Но довольно. Все это пошлые жалобы, надрывный плач – не по Одалии, как ни удивительно, а по мне.
Сегодня меня предупредили: явится посетитель. Проинформировали с утра, как только я открыла глаза. Надо полагать, медсестры хвалят себя за такую предусмотрительную заботу: сказали заранее, чтобы я ждала и радовалась, но поскольку им запретили сообщить мне, кто придет, последние часы я провела в мучительных догадках. Я и так давлюсь водянистой овсянкой, что в больнице неизменно подают по утрам, а сегодня встопорщенные нервы и вовсе лишили меня аппетита.
Право, Джиневра, ты даже не попробовала, попрекает меня нянечка, убирая полный поднос. Время посещения с часу до четырех. К полудню я уже из кожи вон выпрыгиваю. Сама не знаю, кого надеюсь увидеть.
Нет, неправда.
Конечно, я знаю, кого надеюсь увидеть. Старые привычки так легко не отмирают. Но циник во мне понимает правду: она не придет повидать меня. Что-что, а ума ей хватает. Прийти сюда – ошибка. Никакой выгоды ей приходить сюда. И тем не менее я то и дело в волнении поглядываю на дверь, жду и надеюсь разглядеть силуэт стильной шляпы-колокола. Человеческое сердце – странный орган, в своих привязанностях упорствует до конца. Не вчера ли перед сном я тщательно составляла список непростительных преступлений Одалии и перечисляла причины, по коим я вправе ценить себя выше. А нынче утром, стоило дурочке-медсестре, завзятой сплетнице, обмолвиться о посетителе, – и покончено со всеми счетами, и я сижу тут, злосчастная жертва инстинкта и интуиции, и глаза мои жаждут вновь увидеть ее.
Но ровно в четверть второго воспарившие надежды с грохотом рушатся: является доктор Бенсон и сообщает, что визитер прибыл и в награду за хорошее поведение мне позволено свидеться с «ним» приватно, в моей палате, при условии, разумеется, что я буду держать себя в руках.

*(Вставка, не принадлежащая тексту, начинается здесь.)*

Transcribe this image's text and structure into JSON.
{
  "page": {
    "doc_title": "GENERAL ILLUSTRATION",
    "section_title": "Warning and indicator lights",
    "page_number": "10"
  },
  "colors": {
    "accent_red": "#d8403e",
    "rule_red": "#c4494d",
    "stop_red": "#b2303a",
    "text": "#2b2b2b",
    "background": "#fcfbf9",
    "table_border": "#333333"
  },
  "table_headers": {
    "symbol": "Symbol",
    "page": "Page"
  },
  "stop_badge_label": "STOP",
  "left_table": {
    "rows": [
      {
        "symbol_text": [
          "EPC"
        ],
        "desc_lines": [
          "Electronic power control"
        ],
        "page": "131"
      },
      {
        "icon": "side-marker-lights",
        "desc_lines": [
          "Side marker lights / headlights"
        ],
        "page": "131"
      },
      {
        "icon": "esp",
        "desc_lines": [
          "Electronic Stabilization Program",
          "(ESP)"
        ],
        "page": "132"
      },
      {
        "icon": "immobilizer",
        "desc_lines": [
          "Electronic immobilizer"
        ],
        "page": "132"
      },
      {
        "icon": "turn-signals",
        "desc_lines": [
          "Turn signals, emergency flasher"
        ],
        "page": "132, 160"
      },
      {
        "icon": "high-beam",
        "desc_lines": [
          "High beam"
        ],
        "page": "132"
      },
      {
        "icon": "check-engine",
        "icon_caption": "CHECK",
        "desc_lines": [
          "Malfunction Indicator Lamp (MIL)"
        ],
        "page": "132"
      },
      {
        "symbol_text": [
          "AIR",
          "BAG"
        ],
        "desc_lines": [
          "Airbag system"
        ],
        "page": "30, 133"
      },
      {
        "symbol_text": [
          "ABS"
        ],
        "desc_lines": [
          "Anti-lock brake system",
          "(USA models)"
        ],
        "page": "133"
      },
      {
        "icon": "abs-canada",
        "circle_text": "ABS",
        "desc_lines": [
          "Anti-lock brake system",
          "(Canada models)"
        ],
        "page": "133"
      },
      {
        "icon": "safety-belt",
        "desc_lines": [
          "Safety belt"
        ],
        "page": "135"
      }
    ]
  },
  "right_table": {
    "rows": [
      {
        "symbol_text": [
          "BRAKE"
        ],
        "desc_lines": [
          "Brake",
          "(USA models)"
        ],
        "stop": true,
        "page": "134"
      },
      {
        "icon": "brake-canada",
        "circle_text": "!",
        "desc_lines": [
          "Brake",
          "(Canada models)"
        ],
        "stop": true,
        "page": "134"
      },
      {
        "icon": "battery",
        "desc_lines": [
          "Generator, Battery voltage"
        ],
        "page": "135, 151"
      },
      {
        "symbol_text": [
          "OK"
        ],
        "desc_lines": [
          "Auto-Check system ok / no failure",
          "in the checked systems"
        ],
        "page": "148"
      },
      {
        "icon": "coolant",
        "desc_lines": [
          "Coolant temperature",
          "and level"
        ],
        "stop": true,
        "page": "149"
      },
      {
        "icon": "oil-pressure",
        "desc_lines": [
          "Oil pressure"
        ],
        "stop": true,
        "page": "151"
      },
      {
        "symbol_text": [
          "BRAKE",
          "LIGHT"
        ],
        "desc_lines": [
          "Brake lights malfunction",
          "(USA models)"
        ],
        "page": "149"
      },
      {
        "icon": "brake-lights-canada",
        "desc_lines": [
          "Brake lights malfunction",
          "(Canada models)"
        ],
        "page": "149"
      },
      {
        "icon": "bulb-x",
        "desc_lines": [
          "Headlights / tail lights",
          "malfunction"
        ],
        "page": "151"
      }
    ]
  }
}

Санитары неподалеку, предупреждает меня доктор Бенсон. Я киваю. Так, значит, с немалым разочарованием говорю я себе, мой посетитель – мужчина.
Полагаю, было время, когда я бы ободрилась, если бы, скажем, порог переступил сержант. Но, увы, это время миновало. Признаю: со дня нашего знакомства я вознесла сержанта на столь высокий пьедестал, что падение было неизбежно. Поклоняясь своему кумиру, я перестаралась. Не такой уж он оказался несгибаемый: Одалия в итоге согнула его, как и многих других. Предстань он сейчас предо мною, боюсь, я бы чересчур была занята, вычисляя, с позволения сказать, степень их – кхм! – взаимопонимания. Все-таки относительно некоторых вещей предпочтительно оставаться в неведении.
А теперь я заметно разочарована и все-таки с волнением жду. Сижу, дергаюсь, вдруг замечаю, что чуть ли не ломаю руки, бросаю это занятие и сосредоточиваюсь на задаче сидеть тихо, совсем-совсем тихо.
Лейтенант-детектив – последний, кого я ожидаю увидеть, но вот он сутулится в дверях, руки, как водится, засунул глубоко в карманы. Разрешите войти, Роуз? – спрашивает он, и это утешительно – слышать мое настоящее имя, хотя вообще-то я бы предпочла, чтобы он называл меня «мисс Бейкер». Как особа с хорошими манерами, я приглашаю его войти. Входит он довольно уверенно, однако посреди палаты останавливается, не зная, как поступить дальше. Я указываю на металлический стул, который санитары принесли для такого случая, и лейтенант-детектив, откашлявшись, садится.